As we predicted, however, enterprising plaintiffs have begun to file claims arising out of disclosures made relating to operations, financial condition and/or the impact of the pandemic, and we expect that trend to continue. Plaintiffs have targeted companies such as Forescout Technologies, Portland Electric and K12, Inc. alleging that they made false or misleading statements or omissions regarding the pandemic’s potential impact on their businesses and industries.19 Similarly, there has been a number of derivative cases filed alleging that directors breached their fiduciary duties during the pandemic, including, for example, Inovio Pharmaceuticals, SCWorx, Chembio Diagnostics, among others. As the first quarter of 2021 has demonstrated, COVID-19 related securities and derivative cases are far from over. 20

While we are starting to see an increased availability of vaccines in the U.S. and possibly some relief from the pandemic, the potential economic impact is yet to be fully realized. As such, companies should continue to be vigilant in making accurate disclosures regarding not only their economic prospects, but the risks they continue to face as a result of the pandemic.

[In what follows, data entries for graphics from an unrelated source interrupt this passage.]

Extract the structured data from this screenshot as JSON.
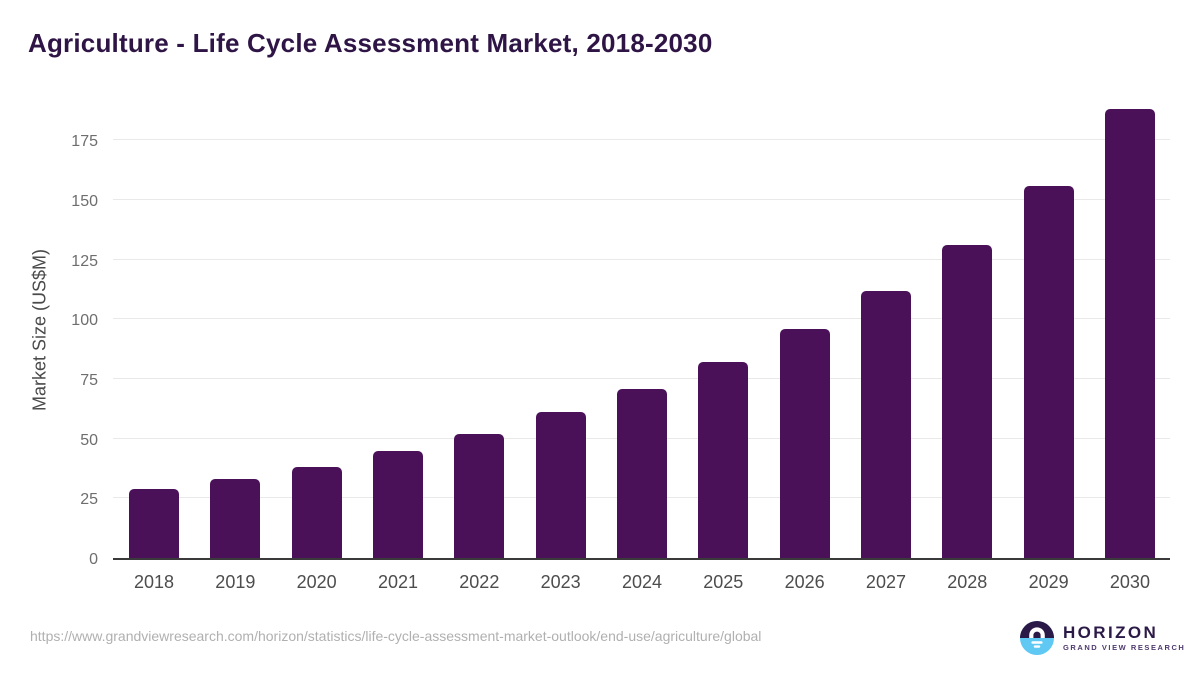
{
  "source_url": "https://www.grandviewresearch.com/horizon/statistics/life-cycle-assessment-market-outlook/end-use/agriculture/global",
  "logo": {
    "name": "HORIZON",
    "subtitle": "GRAND VIEW RESEARCH"
  },
  "colors": {
    "bar": "#4a1158",
    "title": "#2e1545",
    "gridline": "#e9e9e9",
    "axis_line": "#3a3a3a",
    "y_tick_label": "#6e6e6e",
    "x_tick_label": "#4d4d4d",
    "y_axis_title": "#4a4a4a",
    "source_url": "#b0b0b0",
    "logo_purple": "#2b1a47",
    "logo_blue": "#5fc8f3"
  },
  "chart_data": {
    "type": "bar",
    "title": "Agriculture - Life Cycle Assessment Market, 2018-2030",
    "categories": [
      "2018",
      "2019",
      "2020",
      "2021",
      "2022",
      "2023",
      "2024",
      "2025",
      "2026",
      "2027",
      "2028",
      "2029",
      "2030"
    ],
    "values": [
      29,
      33,
      38,
      45,
      52,
      61,
      71,
      82,
      96,
      112,
      131,
      156,
      188
    ],
    "xlabel": "",
    "ylabel": "Market Size (US$M)",
    "ylim": [
      0,
      188.5
    ],
    "yticks": [
      0,
      25,
      50,
      75,
      100,
      125,
      150,
      175
    ],
    "grid": "horizontal",
    "legend": "none",
    "bar_color": "#4a1158"
  }
}
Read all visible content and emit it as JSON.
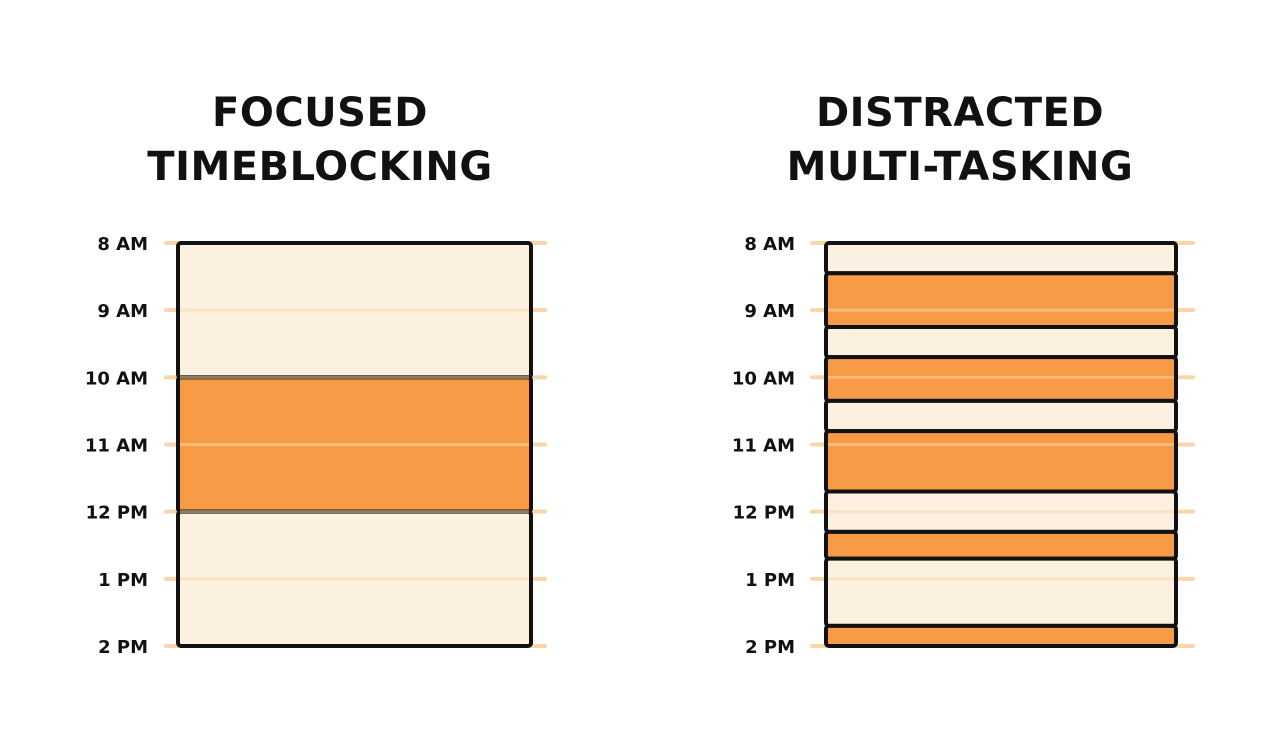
{
  "colors": {
    "focus": "#F7963C",
    "light": "#FCF1E0",
    "gridline": "#F9D6A8",
    "outline": "#111111"
  },
  "time_labels": [
    "8 AM",
    "9 AM",
    "10 AM",
    "11 AM",
    "12 PM",
    "1 PM",
    "2 PM"
  ],
  "panels": [
    {
      "title_line1": "FOCUSED",
      "title_line2": "TIMEBLOCKING",
      "blocks": [
        {
          "start": 8,
          "end": 10,
          "kind": "light"
        },
        {
          "start": 10,
          "end": 12,
          "kind": "focus"
        },
        {
          "start": 12,
          "end": 14,
          "kind": "light"
        }
      ]
    },
    {
      "title_line1": "DISTRACTED",
      "title_line2": "MULTI-TASKING",
      "blocks": [
        {
          "start": 8.0,
          "end": 8.45,
          "kind": "light"
        },
        {
          "start": 8.45,
          "end": 9.25,
          "kind": "focus"
        },
        {
          "start": 9.25,
          "end": 9.7,
          "kind": "light"
        },
        {
          "start": 9.7,
          "end": 10.35,
          "kind": "focus"
        },
        {
          "start": 10.35,
          "end": 10.8,
          "kind": "light"
        },
        {
          "start": 10.8,
          "end": 11.7,
          "kind": "focus"
        },
        {
          "start": 11.7,
          "end": 12.3,
          "kind": "light"
        },
        {
          "start": 12.3,
          "end": 12.7,
          "kind": "focus"
        },
        {
          "start": 12.7,
          "end": 13.7,
          "kind": "light"
        },
        {
          "start": 13.7,
          "end": 14.0,
          "kind": "focus"
        }
      ]
    }
  ]
}
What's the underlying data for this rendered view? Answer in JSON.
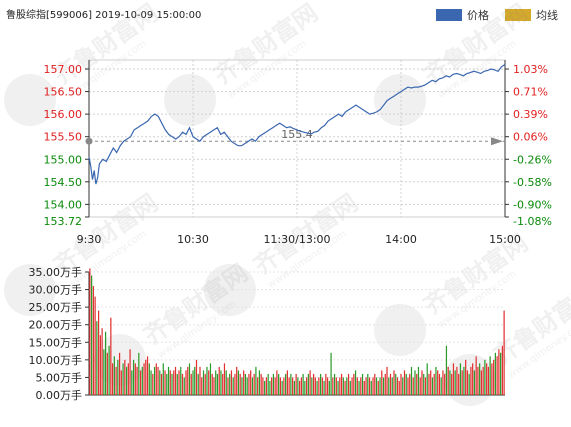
{
  "header": {
    "title": "鲁股综指[599006] 2019-10-09 15:00:00"
  },
  "legend": [
    {
      "label": "价格",
      "color": "#3a67b0"
    },
    {
      "label": "均线",
      "color": "#d5aa2c"
    }
  ],
  "watermark": {
    "text": "齐鲁财富网",
    "url": "www.qlmoney.com"
  },
  "colors": {
    "price_line": "#3a67b0",
    "up_text": "#e02020",
    "down_text": "#0a8a0a",
    "up_bar": "#e03030",
    "down_bar": "#2a9a2a",
    "grid": "#d0d0d0",
    "axis": "#333333",
    "marker": "#888888"
  },
  "chart_data": [
    {
      "type": "line",
      "title": "鲁股综指[599006] 2019-10-09 15:00:00",
      "y_left_ticks": [
        "157.00",
        "156.50",
        "156.00",
        "155.50",
        "155.00",
        "154.50",
        "154.00",
        "153.72"
      ],
      "y_left_tick_values": [
        157.0,
        156.5,
        156.0,
        155.5,
        155.0,
        154.5,
        154.0,
        153.72
      ],
      "y_right_ticks": [
        "1.03%",
        "0.71%",
        "0.39%",
        "0.06%",
        "-0.26%",
        "-0.58%",
        "-0.90%",
        "-1.08%"
      ],
      "y_right_tick_values": [
        157.0,
        156.5,
        156.0,
        155.5,
        155.0,
        154.5,
        154.0,
        153.72
      ],
      "x_tick_labels": [
        "9:30",
        "10:30",
        "11:30/13:00",
        "14:00",
        "15:00"
      ],
      "x_tick_positions": [
        0,
        60,
        120,
        180,
        240
      ],
      "ylim": [
        153.72,
        157.2
      ],
      "xlim": [
        0,
        240
      ],
      "reference_label": "155.4",
      "reference_value": 155.4,
      "series": [
        {
          "color": "#3a67b0",
          "x": [
            0,
            1,
            2,
            3,
            4,
            5,
            6,
            8,
            10,
            12,
            14,
            16,
            18,
            20,
            22,
            24,
            26,
            28,
            30,
            32,
            34,
            36,
            38,
            40,
            42,
            44,
            46,
            48,
            50,
            52,
            54,
            56,
            58,
            60,
            62,
            64,
            66,
            68,
            70,
            72,
            74,
            76,
            78,
            80,
            82,
            84,
            86,
            88,
            90,
            92,
            94,
            96,
            98,
            100,
            102,
            104,
            106,
            108,
            110,
            112,
            114,
            116,
            118,
            120,
            122,
            124,
            126,
            128,
            130,
            132,
            134,
            136,
            138,
            140,
            142,
            144,
            146,
            148,
            150,
            152,
            154,
            156,
            158,
            160,
            162,
            164,
            166,
            168,
            170,
            172,
            174,
            176,
            178,
            180,
            182,
            184,
            186,
            188,
            190,
            192,
            194,
            196,
            198,
            200,
            202,
            204,
            206,
            208,
            210,
            212,
            214,
            216,
            218,
            220,
            222,
            224,
            226,
            228,
            230,
            232,
            234,
            236,
            238,
            240
          ],
          "values": [
            155.05,
            154.85,
            154.55,
            154.75,
            154.45,
            154.6,
            154.9,
            155.0,
            154.95,
            155.1,
            155.25,
            155.15,
            155.3,
            155.4,
            155.45,
            155.5,
            155.65,
            155.7,
            155.75,
            155.8,
            155.85,
            155.95,
            156.0,
            155.95,
            155.8,
            155.65,
            155.55,
            155.5,
            155.45,
            155.5,
            155.6,
            155.55,
            155.7,
            155.5,
            155.45,
            155.4,
            155.5,
            155.55,
            155.6,
            155.65,
            155.7,
            155.55,
            155.6,
            155.5,
            155.4,
            155.35,
            155.3,
            155.3,
            155.35,
            155.4,
            155.45,
            155.4,
            155.5,
            155.55,
            155.6,
            155.65,
            155.7,
            155.75,
            155.8,
            155.75,
            155.7,
            155.72,
            155.68,
            155.65,
            155.62,
            155.6,
            155.58,
            155.56,
            155.6,
            155.62,
            155.7,
            155.75,
            155.85,
            155.9,
            155.95,
            156.0,
            155.95,
            156.05,
            156.1,
            156.15,
            156.2,
            156.15,
            156.1,
            156.05,
            156.0,
            156.02,
            156.05,
            156.1,
            156.2,
            156.3,
            156.35,
            156.4,
            156.45,
            156.5,
            156.55,
            156.6,
            156.58,
            156.6,
            156.6,
            156.62,
            156.65,
            156.7,
            156.75,
            156.72,
            156.78,
            156.8,
            156.85,
            156.82,
            156.88,
            156.9,
            156.88,
            156.85,
            156.9,
            156.92,
            156.95,
            156.93,
            156.9,
            156.95,
            156.97,
            157.0,
            156.98,
            156.95,
            157.05,
            157.1
          ]
        }
      ]
    },
    {
      "type": "bar",
      "ylabel_unit": "万手",
      "y_ticks": [
        "35.00万手",
        "30.00万手",
        "25.00万手",
        "20.00万手",
        "15.00万手",
        "10.00万手",
        "5.00万手",
        "0.00万手"
      ],
      "y_tick_values": [
        35,
        30,
        25,
        20,
        15,
        10,
        5,
        0
      ],
      "ylim": [
        0,
        35
      ],
      "xlim": [
        0,
        240
      ],
      "values": [
        36,
        34,
        31,
        28,
        21,
        24,
        17,
        19,
        13,
        18,
        12,
        14,
        22,
        9,
        11,
        8,
        10,
        12,
        7,
        9,
        10,
        8,
        9,
        13,
        7,
        10,
        9,
        8,
        12,
        7,
        8,
        9,
        10,
        11,
        9,
        7,
        6,
        8,
        9,
        8,
        7,
        6,
        9,
        7,
        6,
        8,
        7,
        6,
        7,
        8,
        6,
        7,
        8,
        6,
        5,
        7,
        8,
        9,
        6,
        7,
        8,
        10,
        6,
        8,
        5,
        7,
        6,
        8,
        7,
        9,
        6,
        5,
        7,
        6,
        8,
        7,
        6,
        9,
        7,
        5,
        6,
        7,
        5,
        6,
        8,
        7,
        6,
        5,
        7,
        6,
        5,
        6,
        7,
        5,
        6,
        8,
        5,
        7,
        6,
        5,
        4,
        5,
        6,
        4,
        5,
        6,
        5,
        7,
        6,
        5,
        4,
        5,
        6,
        7,
        5,
        6,
        5,
        4,
        6,
        5,
        4,
        5,
        6,
        4,
        5,
        6,
        7,
        5,
        6,
        5,
        4,
        5,
        6,
        5,
        4,
        6,
        5,
        4,
        12,
        5,
        6,
        5,
        4,
        5,
        6,
        5,
        4,
        5,
        6,
        4,
        5,
        6,
        7,
        5,
        4,
        5,
        6,
        4,
        5,
        6,
        5,
        4,
        5,
        6,
        5,
        4,
        5,
        7,
        5,
        6,
        8,
        5,
        6,
        5,
        7,
        6,
        5,
        4,
        6,
        5,
        7,
        6,
        5,
        6,
        8,
        5,
        7,
        6,
        8,
        5,
        7,
        6,
        5,
        9,
        6,
        7,
        5,
        6,
        8,
        7,
        6,
        5,
        7,
        6,
        14,
        8,
        7,
        6,
        9,
        7,
        8,
        6,
        9,
        7,
        8,
        10,
        7,
        6,
        8,
        9,
        7,
        11,
        8,
        9,
        7,
        8,
        10,
        9,
        8,
        11,
        9,
        10,
        12,
        11,
        13,
        12,
        14,
        24
      ],
      "up": [
        1,
        0,
        1,
        1,
        0,
        1,
        1,
        1,
        0,
        0,
        1,
        0,
        1,
        1,
        0,
        1,
        0,
        1,
        1,
        0,
        1,
        0,
        1,
        1,
        0,
        0,
        1,
        1,
        0,
        1,
        0,
        1,
        1,
        1,
        0,
        0,
        1,
        0,
        1,
        1,
        0,
        1,
        0,
        1,
        0,
        0,
        1,
        0,
        1,
        1,
        0,
        1,
        0,
        1,
        0,
        1,
        1,
        0,
        1,
        0,
        0,
        1,
        0,
        1,
        1,
        0,
        1,
        0,
        1,
        0,
        1,
        1,
        0,
        0,
        1,
        0,
        1,
        1,
        0,
        1,
        0,
        1,
        0,
        1,
        1,
        0,
        1,
        0,
        1,
        0,
        0,
        1,
        1,
        0,
        1,
        0,
        1,
        0,
        1,
        1,
        0,
        1,
        0,
        0,
        1,
        0,
        1,
        1,
        0,
        1,
        0,
        1,
        0,
        1,
        1,
        0,
        1,
        0,
        1,
        0,
        1,
        1,
        0,
        0,
        1,
        0,
        1,
        0,
        1,
        1,
        0,
        1,
        0,
        1,
        0,
        1,
        1,
        0,
        0,
        1,
        0,
        1,
        0,
        1,
        1,
        0,
        1,
        0,
        1,
        0,
        1,
        1,
        0,
        1,
        0,
        1,
        0,
        1,
        1,
        0,
        1,
        0,
        1,
        1,
        0,
        1,
        0,
        1,
        0,
        1,
        1,
        0,
        1,
        0,
        1,
        0,
        1,
        1,
        1,
        0,
        1,
        0,
        1,
        1,
        0,
        1,
        0,
        1,
        0,
        1,
        1,
        0,
        1,
        0,
        1,
        1,
        0,
        1,
        0,
        1,
        1,
        0,
        1,
        1,
        0,
        1,
        0,
        1,
        1,
        0,
        1,
        1,
        0,
        1,
        0,
        1,
        1,
        0,
        1,
        1,
        0,
        1,
        1,
        0,
        1,
        1,
        0,
        1,
        1,
        0,
        1,
        1,
        0,
        1,
        1,
        0,
        1,
        1,
        0,
        1,
        1,
        1,
        0,
        1,
        1,
        0,
        0
      ]
    }
  ]
}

Derivative Cases Raising Issues of Board Diversity

As protests regarding racial injustice sweep the U.S. and more companies are taking steps to increase diversity, equity, and inclusion, plaintiffs’ firms have attempted to expand theories of liability in shareholder litigation by filing derivative actions challenging the lack of diversity on corporate boards. Similar to when shareholder litigation arose in the wake of the #MeToo movement relating to sexual harassment policies and board-level oversight, multiple shareholder lawsuits have been filed in courts across the country alleging boards of directors breached their fiduciary duties by purportedly falsely representing that a company is committed to racial diversity when, in fact, the company lacks Black directors.21 Claims have likewise targeted allegedly false statements in proxy statements or codes of conduct about a “commitment to diversity” in violation of Section 14(a) of the Exchange Act.22

Nonetheless, where defendants are subject to a shareholder derivative suit relating to these issues, they have a number of strong dismissal arguments at their disposal. Thus, it is unclear whether such suits will ultimately gain traction. In Ocegueda v. Zukerberg, et al., one of the few board diversity cases where a court has ruled on a motion to dismiss, the court granted the Facebook defendants’ motion, holding that (i) plaintiff failed to plead demand futility, (ii) the company’s forum selection clause required the derivative claims to be filed in Delaware, and (iii) plaintiff failed to plead a materially misleading statement under Section 14(a).23 Interestingly, the court took note of the fact that plaintiff’s allegations regarding the board composition and nominating process were factually wrong, but nevertheless, allowed plaintiff leave to amend her Section 14(a) claim as it related to broader allegations regarding diversity in the workforce. Given that many of the allegations in the complaint were demonstrably false, this case may be of limited value in determining how other courts will view defendants’ arguments and it remains to be seen whether plaintiff will refile in Delaware Chancery Court. Regardless, arguments relating to demand futility and forum selection clauses will be important arguments for future cases. While there is not a one-size-fits-all solution in preventing these shareholder lawsuits, companies and their boards should consider carefully examining the diversity of their directors and officers, as well as individuals in management positions overseeing diversity efforts.